Official benchmark tables compare MiniMax-M2.5 to MiniMax-M2.1, Claude Opus 4.5, Claude Opus 4.6, Gemini 3 Pro, and GPT-5.2 (thinking) on a broad range of tasks. On AIME2, MiniMax-M2.5 scores 58.6 where the table lists 83.0 for MiniMax-M2.1, 91.0 for Claude Opus 4.5, 95.6 for Claude Opus 4.6, 96.0 for Gemini 3 Pro, and 98.0 for GPT-5.2 (thinking). On GPQA-D, MiniMax-M2.5 records 85.2 compared to 83.0 for MiniMax-M2.1 and 90.0 or 91.0 for the larger proprietary models, and on SciCode it has 44.4 versus 41.0 for MiniMax-M2.1 and 50.0 to 56.0 for competitors.

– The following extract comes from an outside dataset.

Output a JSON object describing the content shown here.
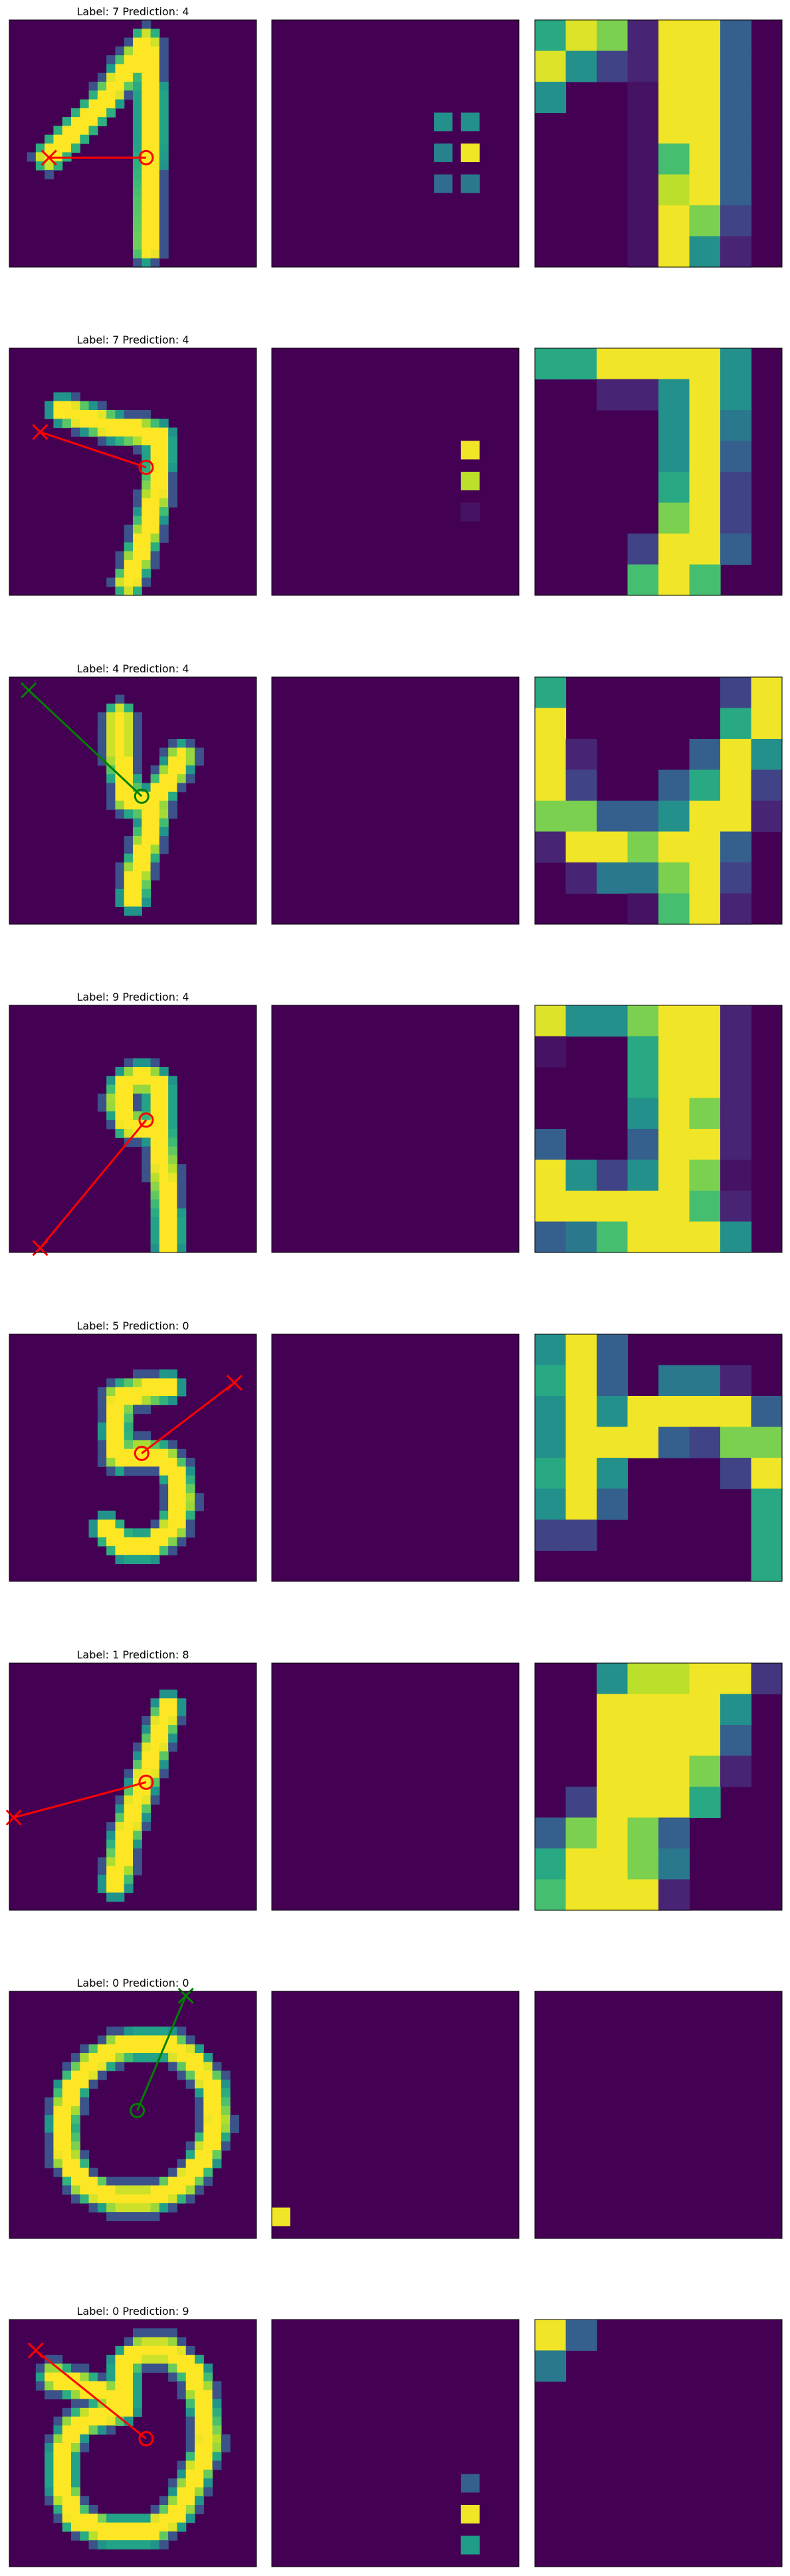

IFBench shows MiniMax-M2.5 at 70.0, SWE-Bench Verified at 80.2, SWE-Bench Pro at 55.4, Terminal Bench 2 at 51.7, as well as 19.4 on HLE w/o tools and 51.3 on Multi-SWE-Bench. Additional entries include 74.1 on SWE-Bench Multilingual, 54.2 on VIBE-Pro (AVG), 76.3 on BrowseComp (w/ctx), 70.3 on Wide Search, 50.2 on RISE, 76.8 on BFCL multi-turn, 97.8 on τ² Telecom, 74.4 on MEWC, 59.0 on GDPval-MM, and 21.6 on Finance Modeling. Across these metrics, MiniMax-M2.5 is presented as competitive with or close to strong proprietary systems on several coding, reasoning, and domain benchmarks while remaining available as an open model that can be run locally in quantized GGUF form.